L'organisation de la réunion de consensus a été rendue possible grâce a l'aide apportée par les Laboratoires suivants que nous tenons a remercier : Bayer Pharma, Institut Beecham, Bristol Myers Squibb, Diamant, Glaxo, ICI Pharma, Lederlé, Merrell Dow, Pfizer, Pharmuka, Roche, Roger Bellon, Roussel, Searle, Spécia.
QUESTIONS
1. Quels sont les arguments épidémiologiques, pharmacocinétiques et cliniques conduisant a un choix rationnel de l'antibiothérapie de l'otite moyenne aiguë de l'enfant ?
2. Faut-il traiter par antibiotiques les bronchites aiguës de l'adulte sain ou du bronchitique chronique non insuffisant respiratoire ? Par quelles molécules ? Chez quels types de patients ?
3. Quelle doit être l'antibiothérapie de première intention des pneumonies communautaires ? Quelle doit être sa réévaluation en cas d'échec, compte tenu de l'évolution des agents responsables, en particulier de la résistance des pneumocoques et cela justifie-t-il des associations ?

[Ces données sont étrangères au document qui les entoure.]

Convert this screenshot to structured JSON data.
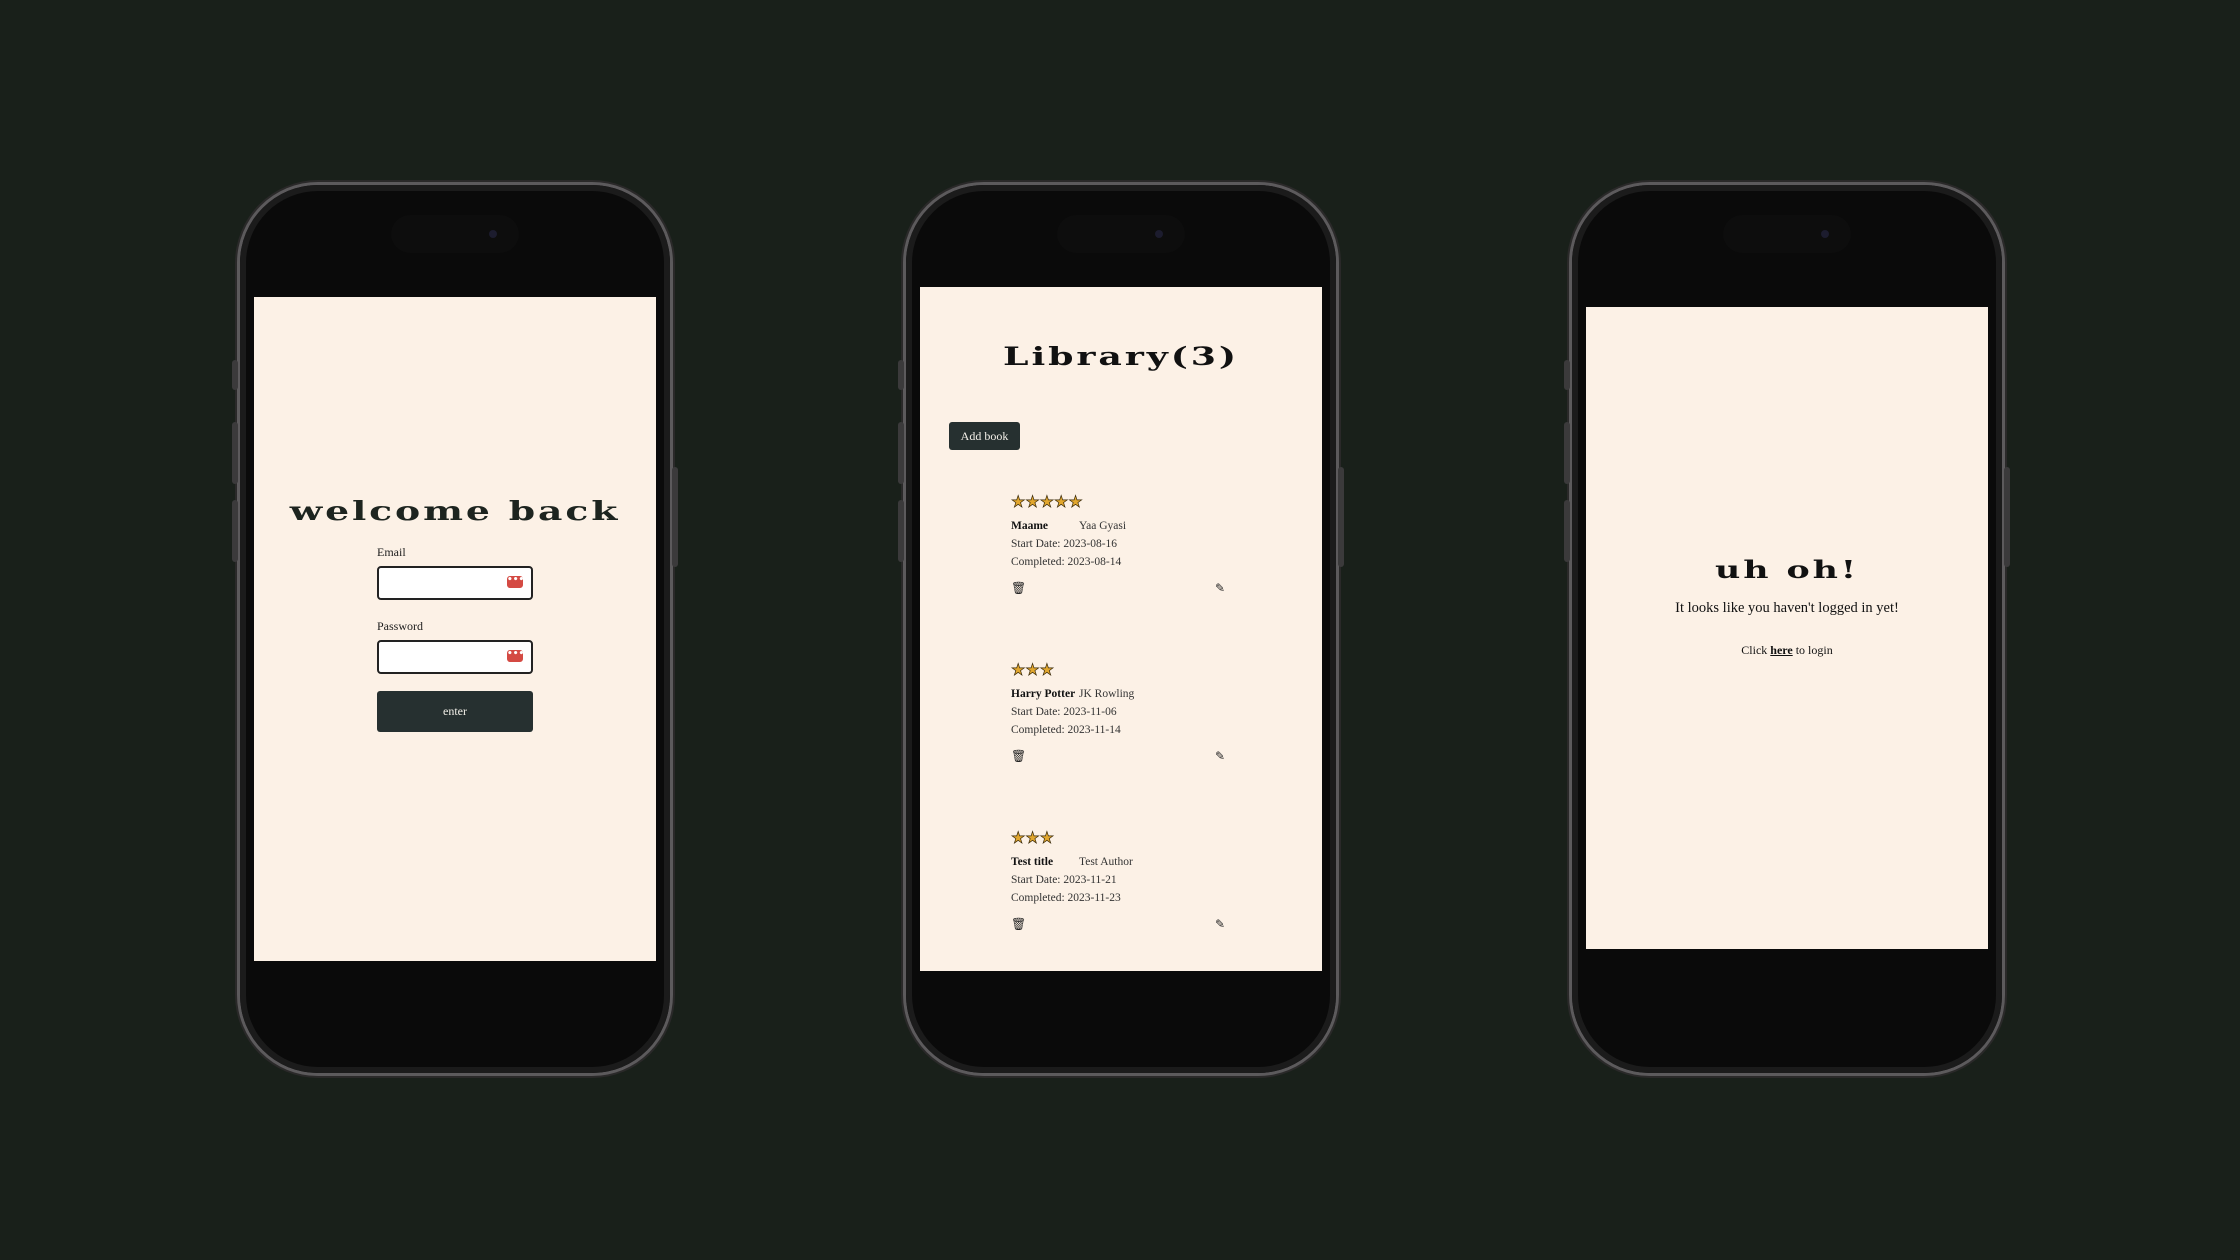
{
  "login": {
    "title": "welcome back",
    "email_label": "Email",
    "password_label": "Password",
    "submit_label": "enter",
    "email_value": "",
    "password_value": "",
    "autofill_icon": "key-icon"
  },
  "library": {
    "title": "Library(3)",
    "add_button_label": "Add book",
    "books": [
      {
        "stars": "★★★★★",
        "rating": 5,
        "title": "Maame",
        "author": "Yaa Gyasi",
        "start": "Start Date: 2023-08-16",
        "completed": "Completed: 2023-08-14"
      },
      {
        "stars": "★★★",
        "rating": 3,
        "title": "Harry Potter",
        "author": "JK Rowling",
        "start": "Start Date: 2023-11-06",
        "completed": "Completed: 2023-11-14"
      },
      {
        "stars": "★★★",
        "rating": 3,
        "title": "Test title",
        "author": "Test Author",
        "start": "Start Date: 2023-11-21",
        "completed": "Completed: 2023-11-23"
      }
    ],
    "delete_icon": "trash-icon",
    "edit_icon": "edit-icon"
  },
  "notlogged": {
    "title": "uh oh!",
    "message": "It looks like you haven't logged in yet!",
    "click_prefix": "Click ",
    "link_text": "here",
    "click_suffix": " to login"
  },
  "colors": {
    "background": "#19201a",
    "screen": "#fcf1e6",
    "button": "#263030",
    "star": "#e2a72e",
    "autofill_icon": "#d44a43"
  }
}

I - QUELS SONT LES ARGUMENTS ÉPIDÉMIOLOGIQUES, PHARMACOCINÉTIQUES ET CLINIQUES CONDUISANT A UN CHOIX RATIONNEL DE L'ANTIBIOTHÉRAPIE DE L'OTITE MOYENNE AIGUE DE L'ENFANT ?
L'otite moyenne aiguë de l'enfant (OMA) est une infection banale mais non bénigne. La prescription raisonnée d'un antibiotique est justifiée par la possibilité de complications rares mais graves telles que les méningites. L'évolution de l'épidémiologie bactérienne impose un ajustement de l'antibiothérapie en fonction de l'émergence de nouvelles souches de pneumocoques de sensibilité diminuée a la pénicilline et d'H. influenzae résistant aux pénicillines.
Epidémiologie
Le traitement de première intention de l'OMA est probabiliste et doit être sous-tendu par les données épidémiologiques. L'OMA est due a 5 espèces bactériennes chez l'enfant de plus de 6 mois: Haemophilus influenzae, Streptococcus pneumoniae, Moraxella catarrhalis, Streptococcus pyogenes et Staphylococcus aureus. Le pourcentage d'isolement d'H. influenzae est constant quel que soit l'âge entre 6 mois et 3 ans. S. pneumoniae est plus fréquent entre 6 et 12 mois. Pseudomonas aeruginosa et Staphylococcus aureus sont plus volontiers isolés avant l'âge de 6 mois.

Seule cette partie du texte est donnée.